22 September 2016

JANOTA


Tony Visconti, o produtor de 13 álbuns de David Bowie, conta à “Uncut” que, embora não de uma forma absolutamente inflexível, este levava muito a sério o princípio artístico de não promover em palco a obra passada. O mesmo se aplicava no que respeita à habitual estratégia de reedições sobrecarregadas de demos, faixas inéditas, outtakes: “David tinha uma opinião muito firme de que um álbum concluído era um álbum concluído”. E tudo o que, posteriormente, se lhe acrescentasse seria, invariavelmente, supérfluo. Inevitavelmente, ao longo de inúmeras republicações e mudanças de editora, isso seria muito poucas vezes respeitado. Por maioria de razão, após a sua morte em Janeiro passado, ninguém acreditaria que a Parlophone fosse capaz de travar o impulso para, de acordo com a máxima “the best rock star is a dead rock star” (traduzida por Tom Waits para “o que o show-business tem de mais bonito é que é a única actividade em que se pode ter uma carreira depois de morrer”), tirar o máximo partido do catálogo de Bowie. Não travou.  

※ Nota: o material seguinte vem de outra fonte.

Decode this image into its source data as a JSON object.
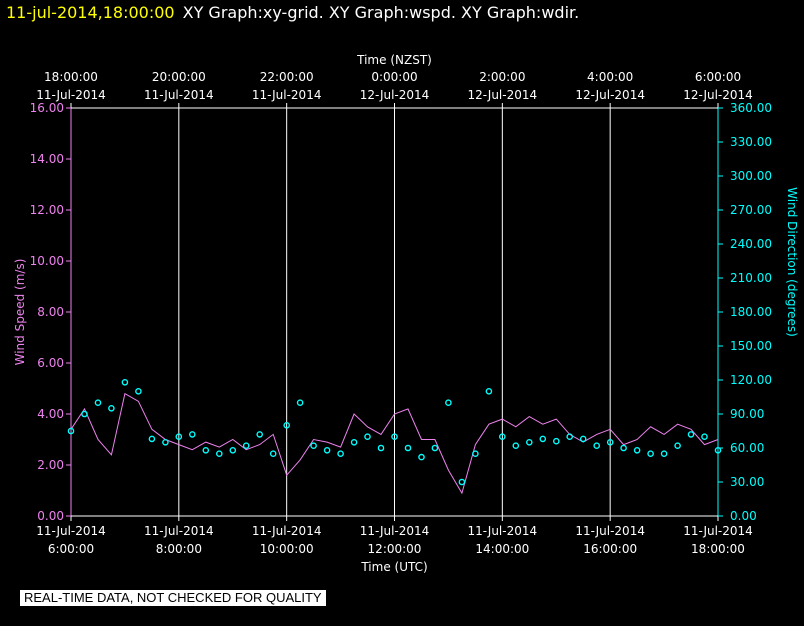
{
  "header": {
    "timestamp": "11-jul-2014,18:00:00",
    "graphs": "XY Graph:xy-grid.  XY Graph:wspd.  XY Graph:wdir."
  },
  "footer_note": "REAL-TIME DATA, NOT CHECKED FOR QUALITY",
  "colors": {
    "speed": "#ee82ee",
    "direction": "#00ffff",
    "grid": "#ffffff",
    "axis_text": "#ffffff"
  },
  "chart_data": {
    "type": "line",
    "top_axis": {
      "title": "Time (NZST)",
      "ticks": [
        {
          "time": "18:00:00",
          "date": "11-Jul-2014"
        },
        {
          "time": "20:00:00",
          "date": "11-Jul-2014"
        },
        {
          "time": "22:00:00",
          "date": "11-Jul-2014"
        },
        {
          "time": "0:00:00",
          "date": "12-Jul-2014"
        },
        {
          "time": "2:00:00",
          "date": "12-Jul-2014"
        },
        {
          "time": "4:00:00",
          "date": "12-Jul-2014"
        },
        {
          "time": "6:00:00",
          "date": "12-Jul-2014"
        }
      ]
    },
    "bottom_axis": {
      "title": "Time (UTC)",
      "ticks": [
        {
          "date": "11-Jul-2014",
          "time": "6:00:00"
        },
        {
          "date": "11-Jul-2014",
          "time": "8:00:00"
        },
        {
          "date": "11-Jul-2014",
          "time": "10:00:00"
        },
        {
          "date": "11-Jul-2014",
          "time": "12:00:00"
        },
        {
          "date": "11-Jul-2014",
          "time": "14:00:00"
        },
        {
          "date": "11-Jul-2014",
          "time": "16:00:00"
        },
        {
          "date": "11-Jul-2014",
          "time": "18:00:00"
        }
      ],
      "xlim": [
        6,
        18
      ]
    },
    "left_axis": {
      "title": "Wind Speed (m/s)",
      "ylim": [
        0,
        16
      ],
      "ticks": [
        "0.00",
        "2.00",
        "4.00",
        "6.00",
        "8.00",
        "10.00",
        "12.00",
        "14.00",
        "16.00"
      ]
    },
    "right_axis": {
      "title": "Wind Direction (degrees)",
      "ylim": [
        0,
        360
      ],
      "ticks": [
        "0.00",
        "30.00",
        "60.00",
        "90.00",
        "120.00",
        "150.00",
        "180.00",
        "210.00",
        "240.00",
        "270.00",
        "300.00",
        "330.00",
        "360.00"
      ]
    },
    "grid": "vertical",
    "series": [
      {
        "key": "speed",
        "axis": "left",
        "style": "line",
        "x": [
          6.0,
          6.25,
          6.5,
          6.75,
          7.0,
          7.25,
          7.5,
          7.75,
          8.0,
          8.25,
          8.5,
          8.75,
          9.0,
          9.25,
          9.5,
          9.75,
          10.0,
          10.25,
          10.5,
          10.75,
          11.0,
          11.25,
          11.5,
          11.75,
          12.0,
          12.25,
          12.5,
          12.75,
          13.0,
          13.25,
          13.5,
          13.75,
          14.0,
          14.25,
          14.5,
          14.75,
          15.0,
          15.25,
          15.5,
          15.75,
          16.0,
          16.25,
          16.5,
          16.75,
          17.0,
          17.25,
          17.5,
          17.75,
          18.0
        ],
        "values": [
          3.4,
          4.2,
          3.0,
          2.4,
          4.8,
          4.5,
          3.4,
          3.0,
          2.8,
          2.6,
          2.9,
          2.7,
          3.0,
          2.6,
          2.8,
          3.2,
          1.6,
          2.2,
          3.0,
          2.9,
          2.7,
          4.0,
          3.5,
          3.2,
          4.0,
          4.2,
          3.0,
          3.0,
          1.8,
          0.9,
          2.8,
          3.6,
          3.8,
          3.5,
          3.9,
          3.6,
          3.8,
          3.2,
          2.9,
          3.2,
          3.4,
          2.8,
          3.0,
          3.5,
          3.2,
          3.6,
          3.4,
          2.8,
          3.0
        ]
      },
      {
        "key": "direction",
        "axis": "right",
        "style": "points",
        "x": [
          6.0,
          6.25,
          6.5,
          6.75,
          7.0,
          7.25,
          7.5,
          7.75,
          8.0,
          8.25,
          8.5,
          8.75,
          9.0,
          9.25,
          9.5,
          9.75,
          10.0,
          10.25,
          10.5,
          10.75,
          11.0,
          11.25,
          11.5,
          11.75,
          12.0,
          12.25,
          12.5,
          12.75,
          13.0,
          13.25,
          13.5,
          13.75,
          14.0,
          14.25,
          14.5,
          14.75,
          15.0,
          15.25,
          15.5,
          15.75,
          16.0,
          16.25,
          16.5,
          16.75,
          17.0,
          17.25,
          17.5,
          17.75,
          18.0
        ],
        "values": [
          75,
          90,
          100,
          95,
          118,
          110,
          68,
          65,
          70,
          72,
          58,
          55,
          58,
          62,
          72,
          55,
          80,
          100,
          62,
          58,
          55,
          65,
          70,
          60,
          70,
          60,
          52,
          60,
          100,
          30,
          55,
          110,
          70,
          62,
          65,
          68,
          66,
          70,
          68,
          62,
          65,
          60,
          58,
          55,
          55,
          62,
          72,
          70,
          58
        ]
      }
    ]
  }
}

Who Can I Be Now? (1974-1976), "box-set" incluindo Diamond Dogs, Young Americans, Station To Station (original e com remistura de 2010), David Live (original e com remistura de 2005), Live @ Nassau Coliseum 1976 e Re:Call 2 (colectânea de versões em single e lados B), centra o grande alarido promocional no suposto facto de conter também “um disco nunca antes editado”, The Gouster. A multidão de fãs ouve falar em "lost album" e, pavlovianamente, saliva. Mas só até se dar conta de que, afinal, não é mais do que a primeira encarnação de Young Americans“os despojos esborrachados da música étnica tal como ela sobrevive na idade do Muzak rock, escrita e cantada por um britânico branco”, Bowie dixit -, antes de ter legado quatro das sete faixas à versão definitiva, havendo, entretanto, as restantes sido integradas, mais tarde, em diversas reedições e compilações.



Vale a pena, porém, conhecer a história do título: em plena “fase americana”, Bowie precisava de uma nova personagem que desse corpo ao que ficaria conhecido como "plastic soul" (para a edificação da qual recrutou os músicos Carlos Alomar, Luther Vandross e Andy Newmark, baterista de Sly and the Family Stone). Descobriu-a no guarda-roupa do trompetista de jazz, Don Cherry (pai de Ava Cherry, namorada da altura e corista da banda), inspirado no estilo "gouster"/janota dos "gangsters old-school" – calças largas, suspensórios e gravata – que uma canção ("The Gouster", 1964) do grupo vocal negro de Chicago, The Five-Du Tones, consagraria. Recorda, agora, Ava Cherry que, no final da digressão durante a qual Bowie vestiu um dos fatos de Don, quando ela lhe pediu que o devolvesse, ele se recusou a fazê-lo: “Nem pensar, isto sou eu!”